Is there ANY compression type that can compress a file, and then that compressed file can be searched without uncompressing the file?
Compressed self-indexes such as the FM Index allow arbitrary substring searches in near entropy-compressed space. These are essentially compressed suffix arrays or suffix trees, which have a lot of literature.
Basic substring search can be o(k) or o(k log n) in time for length k, depending on what data structures are chosen (different types of rank/select data structures). There are a range of issues that arise depending on whether one wants simple boolean containment predicates, the offset of each occurrence, or more complicated suffix tree operations; the former can be done in less space and time than the latter.
There's also an entire book about searching and selective decompression of strings: "Compressed Data Structures for Strings: On Searching and Extracting Strings" by Rossano Venturini, published 2014 Springer Science & Business Media.
BWT-based indexes are self-indexing, in the sense that the index is also a compressed representation of the source string, and can be decompressed into the original file.

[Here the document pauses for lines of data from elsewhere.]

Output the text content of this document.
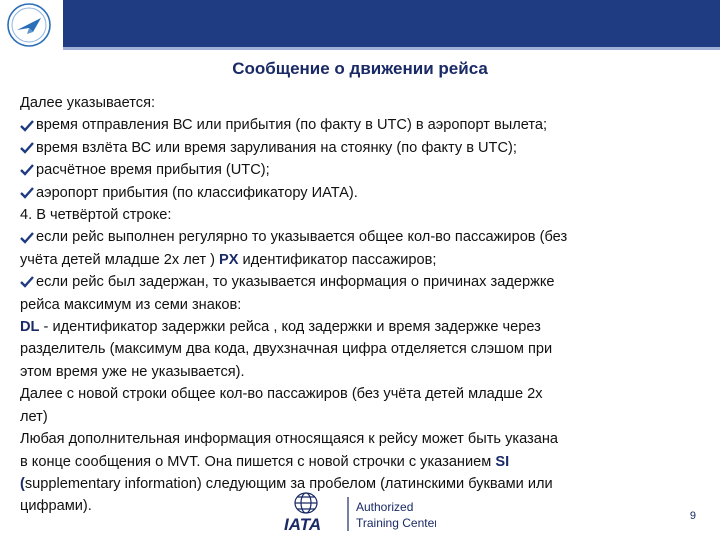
Сообщение о движении рейса
Далее указывается:
время отправления ВС или прибытия (по факту в UTC) в аэропорт вылета;
время взлёта ВС или время заруливания на стоянку (по факту в UTC);
расчётное время прибытия (UTC);
аэропорт прибытия (по классификатору ИАТА).
4. В четвёртой строке:
если рейс выполнен регулярно то указывается общее кол-во пассажиров (без
учёта детей младше 2х лет ) PX идентификатор пассажиров;
если рейс был задержан, то указывается информация о причинах задержке
рейса максимум из семи знаков:
DL - идентификатор задержки рейса , код задержки и время задержке через
разделитель (максимум два кода, двухзначная цифра отделяется слэшом при
этом время уже не указывается).
Далее с новой строки общее кол-во пассажиров (без учёта детей младше 2х
лет)
Любая дополнительная информация относящаяся к рейсу может быть указана
в конце сообщения о MVT. Она пишется с новой строчки с указанием SI
(supplementary information) следующим за пробелом (латинскими буквами или
цифрами).
IATA
Authorized
Training Center	9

The decompression can be performed more quickly by adding a select index along with the rank index. Rank/select indexes are an interesting topic, and are worth checking out. There are some excellent resources for practical implementations.
However, the main point that I want to bring up is this is a special case of the more general idea of compressed data structures. A compressed data structure is one that doesn't need to be decompressed (or the amount of decompression required is bounded) in order to perform efficient operations on it.
Compressed data structures can be further analysed in terms of their overhead relative to a theoretical limit. For example, succinct data structures have a relative overhead which decreases as the data structure grows. This is a very active research area at the moment.
The BWT technique can be applied to data structures other than strings. For example, the same idea has been extended to labelled trees, resulting in a compressed searchable representation.
So if you have data that you need to compress and find stuff in, don't necessarily think in terms of files. Your data may have a higher-level structure that you can exploit.